LatticeStripe.Batch.run/3 executes multiple SDK calls concurrently using Task.async_stream. Each task is crash-isolated — a failure in one call does not cancel the others.

{:ok, results} =
  LatticeStripe.Batch.run(client, [
    {LatticeStripe.Customer, :retrieve, [customer.id]},
    {LatticeStripe.Subscription, :list, [%{"customer" => customer.id}]},
    {LatticeStripe.Invoice, :list, [%{"customer" => customer.id}]}
  ])

# Each result is independently {:ok, _} or {:error, _} — error isolation guaranteed
for {label, result} <- Enum.zip(["Customer", "Subscriptions", "Invoices"], results) do
  case result do
    {:ok, _data} -> IO.puts("#{label}: ok")
    {:error, err} -> IO.puts("#{label}: error — #{err.message}")
  end
end

Expand Deserialization

Pass expand: ["customer"] to any retrieve or list call to receive a full typed struct instead of a bare string ID. v1.2 decodes expanded objects into the appropriate SDK struct automatically.

# Without expand — the customer field is a string ID
{:ok, sub_no_expand} = LatticeStripe.Subscription.retrieve(client, sub.id)
IO.puts("customer (no expand): #{inspect(sub_no_expand.data.customer)}")
# With expand — the customer field is a full %Customer{} struct
{:ok, sub_expanded} = LatticeStripe.Subscription.retrieve(
  client,
  sub.id,
  expand: ["customer"]
)

IO.puts("customer (expanded): #{inspect(sub_expanded.data.customer.__struct__)}")
Kino.Tree.new(sub_expanded.data)

Next Steps

This notebook covered the core LatticeStripe API surface.
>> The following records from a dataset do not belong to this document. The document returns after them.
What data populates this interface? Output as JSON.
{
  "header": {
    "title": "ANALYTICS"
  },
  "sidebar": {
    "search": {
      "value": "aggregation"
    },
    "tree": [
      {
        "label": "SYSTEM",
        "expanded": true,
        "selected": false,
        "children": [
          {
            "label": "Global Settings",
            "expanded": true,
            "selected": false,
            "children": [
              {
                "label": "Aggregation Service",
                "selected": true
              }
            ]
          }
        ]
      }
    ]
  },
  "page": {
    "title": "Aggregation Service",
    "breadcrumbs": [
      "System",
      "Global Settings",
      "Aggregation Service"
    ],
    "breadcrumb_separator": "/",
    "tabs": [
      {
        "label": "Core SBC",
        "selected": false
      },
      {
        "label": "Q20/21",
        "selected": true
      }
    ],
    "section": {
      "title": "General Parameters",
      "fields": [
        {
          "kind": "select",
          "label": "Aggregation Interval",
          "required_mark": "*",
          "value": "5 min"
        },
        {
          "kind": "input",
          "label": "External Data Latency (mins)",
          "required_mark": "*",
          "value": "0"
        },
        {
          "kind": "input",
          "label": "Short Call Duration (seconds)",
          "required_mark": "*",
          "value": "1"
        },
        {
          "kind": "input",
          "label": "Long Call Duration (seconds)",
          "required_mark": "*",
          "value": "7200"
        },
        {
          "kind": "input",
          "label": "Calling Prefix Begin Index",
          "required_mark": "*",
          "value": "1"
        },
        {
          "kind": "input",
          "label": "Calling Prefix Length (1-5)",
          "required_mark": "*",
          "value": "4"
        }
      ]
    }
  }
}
For more:

  • guides/getting-started.md — installation, configuration, and first API call
  • guides/payments.md — PaymentIntent lifecycle, error handling, and idempotency
  • guides/subscriptions.md — subscription creation, plan changes, and cancellation
  • guides/metering.md — usage-based billing with Meter and MeterEvent
  • guides/connect.md — Express and Custom accounts, destination charges, and transfers
  • guides/webhooks.md — full Plug setup, event dispatching, and replay attack protection
  • guides/performance.md — Finch pool tuning, connection warm-up, and Batch.run patterns

> Note: stripe-mock resets on restart — all resources created in this session are ephemeral. For production use, see guides/performance.md for Finch pool tuning and connection warm-up.